La forza della solidarietà è ciò che rende questi gesti possibili. Ma non si tratta solo di eroismo. Si tratta anche di scelte politiche e sociali. Di finanziamenti internazionali. Di reti di collaborazione tra governi, ONG, organismi sovranazionali. Senza questo supporto, l’aiuto umanitario diventa impossibile, o peggio, mortale. La Giornata Umanitaria Mondiale ha dunque un doppio valore: da un lato celebrare e ricordare; dall’altro sollecitare l’opinione pubblica, i media, i decisori politici, affinché i diritti di chi aiuta e di chi è aiutato non vengano messi da parte.
Ma che cosa possiamo fare, concretamente, noi che viviamo lontani dalle zone di crisi? La risposta più sincera è: informarci. La consapevolezza è il primo passo. Conoscere le storie, i dati, i contesti. Capire dove, come e perché si interviene. Leggere le testimonianze. Condividere. E, laddove possibile, donare, aderire a campagne, sostenere progetti. Anche piccole somme, o poche ore del proprio tempo, possono cambiare radicalmente il destino di una comunità.

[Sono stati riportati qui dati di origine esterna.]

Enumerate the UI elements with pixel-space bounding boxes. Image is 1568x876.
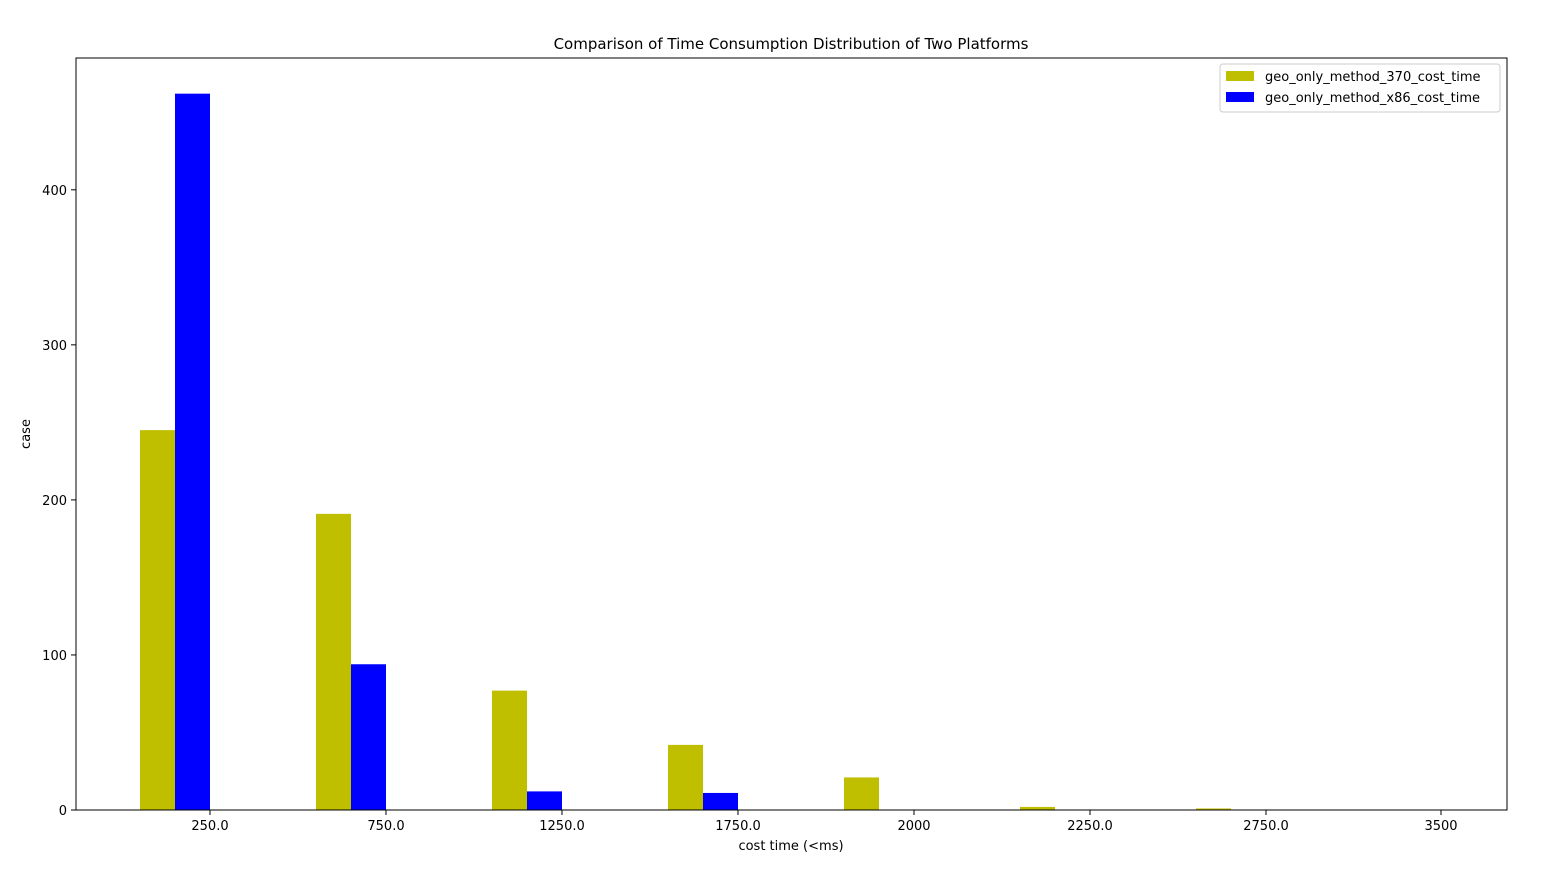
bar-370-4 xyxy=(844,777,879,810)
x-tick-label-6: 2750.0 xyxy=(1243,819,1289,834)
bar-x86-3 xyxy=(703,792,738,810)
y-tick-label-2: 200 xyxy=(42,494,67,509)
y-tick-label-1: 100 xyxy=(42,649,67,664)
legend-swatch-0 xyxy=(1226,71,1254,81)
y-tick-label-3: 300 xyxy=(42,339,67,354)
legend-label-0: geo_only_method_370_cost_time xyxy=(1265,70,1481,85)
bar-370-0 xyxy=(140,430,175,810)
legend-swatch-1 xyxy=(1226,92,1254,102)
y-axis-label: case xyxy=(19,419,34,449)
plot-frame xyxy=(75,57,1508,811)
x-tick-label-0: 250.0 xyxy=(191,819,228,834)
bar-370-5 xyxy=(1020,806,1055,810)
bar-370-1 xyxy=(316,513,351,810)
bar-x86-1 xyxy=(351,664,386,810)
x-axis-label: cost time (<ms) xyxy=(738,839,843,854)
plot-area: 250.0 750.0 1250.0 1750.0 2000 2250.0 2750.0 35… xyxy=(42,57,1508,834)
x-tick-label-7: 3500 xyxy=(1424,819,1457,834)
legend-label-1: geo_only_method_x86_cost_time xyxy=(1265,91,1480,106)
bar-x86-2 xyxy=(527,791,562,810)
y-tick-label-0: 0 xyxy=(59,804,67,819)
x-tick-label-1: 750.0 xyxy=(367,819,404,834)
x-tick-label-2: 1250.0 xyxy=(539,819,585,834)
legend: geo_only_method_370_cost_time geo_only_me… xyxy=(1219,63,1501,113)
bar-x86-0 xyxy=(175,93,210,810)
bar-370-6 xyxy=(1196,808,1231,810)
chart-title: Comparison of Time Consumption Distribut… xyxy=(554,35,1029,53)
x-tick-label-5: 2250.0 xyxy=(1067,819,1113,834)
x-tick-label-4: 2000 xyxy=(897,819,930,834)
bar-370-2 xyxy=(492,690,527,810)
y-tick-label-4: 400 xyxy=(42,184,67,199)
legend-box xyxy=(1219,63,1501,113)
x-tick-label-3: 1750.0 xyxy=(715,819,761,834)
bar-370-3 xyxy=(668,744,703,810)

Non pensiamo che le nostre scelte siano irrilevanti: ogni comportamento consapevole, ogni parola che diffonde conoscenza, ogni gesto di empatia è già un contributo alla causa umanitaria.
Oggi, ad esempio, molti bambini nel mondo non hanno accesso all’istruzione di base. Altri non hanno acqua potabile. Altri ancora vivono sotto le bombe o nei campi profughi, senza cure mediche adeguate. In questi scenari, l’intervento degli operatori umanitari è decisivo. In certi villaggi africani, l’arrivo di una sola volontaria può significare la sopravvivenza di un’intera generazione. Nelle zone colpite da epidemie, la presenza di personale sanitario umanitario è la linea sottile tra la vita e la morte.

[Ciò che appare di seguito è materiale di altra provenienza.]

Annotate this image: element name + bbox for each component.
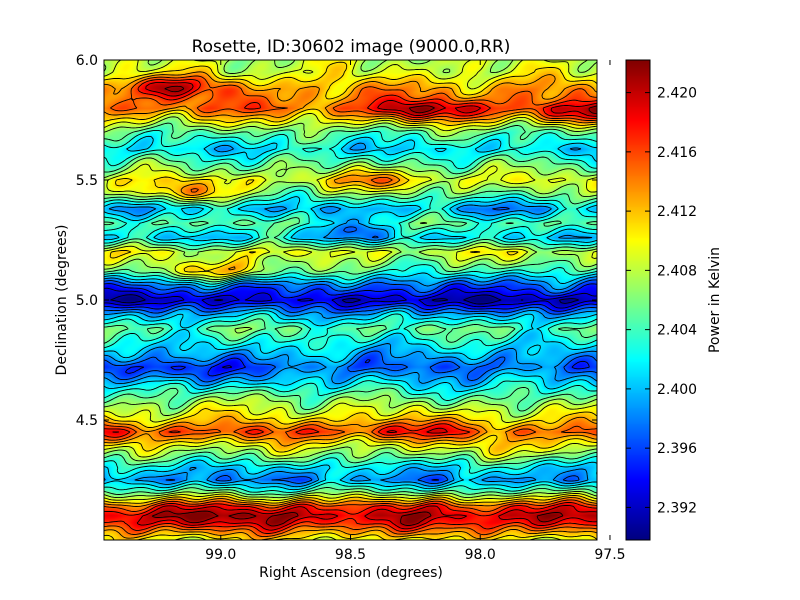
- plot-area: [103, 59, 598, 541]
- x-axis-ticks: 99.0 98.5 98.0 97.5: [205, 60, 626, 563]
- x-tick-label-3: 97.5: [594, 547, 625, 563]
- colorbar-frame: [625, 59, 651, 541]
- contour-level-2: [103, 283, 598, 481]
- colorbar-tick-label-7: 2.420: [657, 86, 697, 102]
- y-tick-label-0: 4.5: [76, 413, 98, 429]
- colorbar-gradient: [626, 60, 650, 540]
- colorbar-tick-label-0: 2.392: [657, 500, 697, 516]
- y-axis-ticks: 4.5 5.0 5.5 6.0: [76, 53, 597, 429]
- contour-level-15: [151, 85, 598, 527]
- contour-level-3: [103, 207, 598, 485]
- contour-level-10: [103, 61, 598, 541]
- colorbar-tick-label-6: 2.416: [657, 145, 697, 161]
- contour-level-6: [103, 129, 598, 493]
- colorbar-label: Power in Kelvin: [707, 247, 723, 353]
- x-axis-label: Right Ascension (degrees): [259, 565, 443, 581]
- x-tick-label-0: 99.0: [205, 547, 236, 563]
- colorbar: 2.392 2.396 2.400 2.404 2.408 2.412 2.416 2.420…: [625, 59, 723, 541]
- contour-level-0: [110, 294, 579, 305]
- contour-lines: [103, 59, 598, 541]
- colorbar-tick-label-1: 2.396: [657, 441, 697, 457]
- contour-level-13: [103, 79, 598, 534]
- y-axis-label: Declination (degrees): [54, 225, 70, 376]
- heatmap-image: [104, 60, 597, 540]
- contour-level-7: [103, 122, 598, 496]
- colorbar-tick-label-4: 2.408: [657, 263, 697, 279]
- x-tick-label-1: 98.5: [335, 547, 366, 563]
- contour-level-8: [103, 59, 598, 499]
- contour-level-1: [103, 287, 598, 369]
- y-tick-label-3: 6.0: [76, 53, 98, 69]
- colorbar-ticks: 2.392 2.396 2.400 2.404 2.408 2.412 2.416 2.420: [626, 86, 697, 516]
- colorbar-tick-label-5: 2.412: [657, 204, 697, 220]
- y-tick-label-2: 5.5: [76, 173, 98, 189]
- contour-level-12: [103, 75, 598, 538]
- contour-level-14: [112, 81, 598, 531]
- colorbar-tick-label-3: 2.404: [657, 323, 697, 339]
- colorbar-tick-label-2: 2.400: [657, 382, 697, 398]
- y-tick-label-1: 5.0: [76, 293, 98, 309]
- contour-level-5: [103, 135, 598, 491]
- x-tick-label-2: 98.0: [465, 547, 496, 563]
- contour-level-4: [103, 142, 598, 488]
- contour-level-11: [103, 71, 598, 541]
- contour-level-9: [103, 59, 598, 541]
- chart-title: Rosette, ID:30602 image (9000.0,RR): [192, 37, 511, 57]
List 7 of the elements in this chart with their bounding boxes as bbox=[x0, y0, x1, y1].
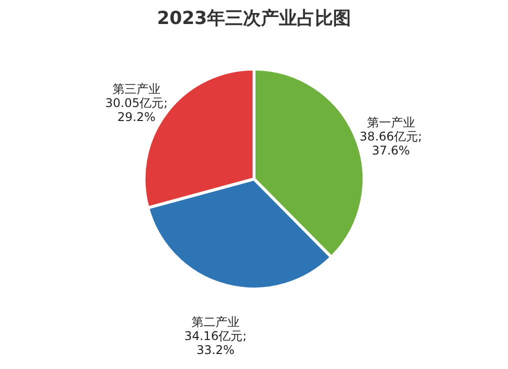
data-label: 30.05亿元; 29.2% bbox=[105, 96, 168, 124]
slice-label: 第三产业 bbox=[112, 82, 160, 96]
data-label: 34.16亿元; 33.2% bbox=[184, 328, 247, 357]
slice-label: 第一产业 bbox=[366, 116, 415, 130]
data-label: 38.66亿元; 37.6% bbox=[360, 130, 422, 158]
chart-title: 2023年三次产业占比图 bbox=[156, 8, 352, 29]
slice-label: 第二产业 bbox=[192, 314, 240, 329]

Il lavoro di chi presta aiuto umanitario è anche una questione di dignità. Non si tratta solo di offrire soccorso, ma di riconoscere nell’altro un essere umano con diritti, speranze, sogni. L’approccio umanitario si basa sull’imparzialità, sull’indipendenza e sulla neutralità. Chi aiuta non giudica. Non chiede da che parte stai, che religione hai, da dove vieni. Aiuta, e basta. Questo tipo di etica dovrebbe essere un faro anche nella nostra vita quotidiana, nei gesti più semplici.
Viviamo in un mondo dove la disuguaglianza globale è sempre più visibile. Le crisi si moltiplicano, i conflitti non finiscono, le catastrofi naturali aumentano, anche a causa dei cambiamenti climatici. Il bisogno di aiuto cresce. E spesso, paradossalmente, proprio mentre la domanda cresce, l’attenzione cala. I media parlano di meno delle emergenze croniche, di quelle guerre dimenticate, di quei popoli in fuga da anni senza una patria. E allora, la Giornata Umanitaria Mondiale ci ricorda che non dobbiamo abituarci al dolore altrui. Non dobbiamo far finta di nulla.

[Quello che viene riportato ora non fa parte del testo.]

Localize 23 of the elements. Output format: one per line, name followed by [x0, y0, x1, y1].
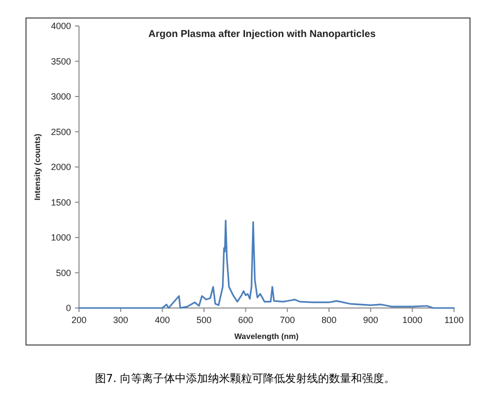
x-tick-label: 800 [321, 315, 337, 325]
x-tick-label: 1100 [444, 315, 464, 325]
x-axis-title: Wavelength (nm) [234, 332, 299, 341]
y-tick-label: 3000 [50, 92, 71, 102]
x-tick-label: 900 [363, 315, 378, 325]
y-axis-title: Intensity (counts) [33, 133, 42, 200]
y-tick-label: 500 [56, 268, 71, 278]
x-tick-label: 200 [71, 315, 87, 325]
caption: 图7. 向等离子体中添加纳米颗粒可降低发射线的数量和强度。 [95, 372, 395, 385]
x-tick-label: 600 [238, 315, 254, 325]
y-tick-label: 2500 [50, 126, 71, 137]
chart-title: Argon Plasma after Injection with Nanoparticles [148, 29, 376, 40]
y-tick-label: 4000 [50, 21, 71, 31]
x-tick-label: 500 [196, 315, 212, 325]
y-tick-label: 1500 [50, 197, 71, 208]
y-tick-label: 2000 [50, 162, 71, 172]
x-tick-label: 700 [280, 315, 295, 325]
x-tick-label: 400 [154, 315, 170, 325]
y-tick-label: 1000 [50, 232, 71, 242]
y-tick-label: 0 [66, 303, 71, 313]
y-tick-label: 3500 [50, 56, 71, 66]
x-tick-label: 300 [113, 315, 128, 325]
x-tick-label: 1000 [402, 315, 422, 325]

C’è anche un aspetto di gratitudine che riguarda ognuno di noi. In un mondo dove milioni di persone vivono nella precarietà, nel pericolo o nella fame, il fatto di vivere in un paese in pace, con accesso all’istruzione, alla sanità, alla libertà personale, non è scontato. Dovremmo ricordarcelo ogni giorno. E magari, proprio ogni 19 agosto, dirci che abbiamo il dovere morale di restituire qualcosa. Anche solo un pensiero. Anche solo un grazie.
In definitiva, la Giornata Umanitaria Mondiale non è una celebrazione come le altre. È una chiamata alla coscienza, una sfida al nostro egoismo, una spinta alla nostra empatia. Ci mostra che l’umanità è una rete e che, se un nodo si spezza, tutta la rete perde forza. Non possiamo salvare tutti, certo. Ma possiamo evitare l’indifferenza. E questo, oggi, è già un gesto eroico.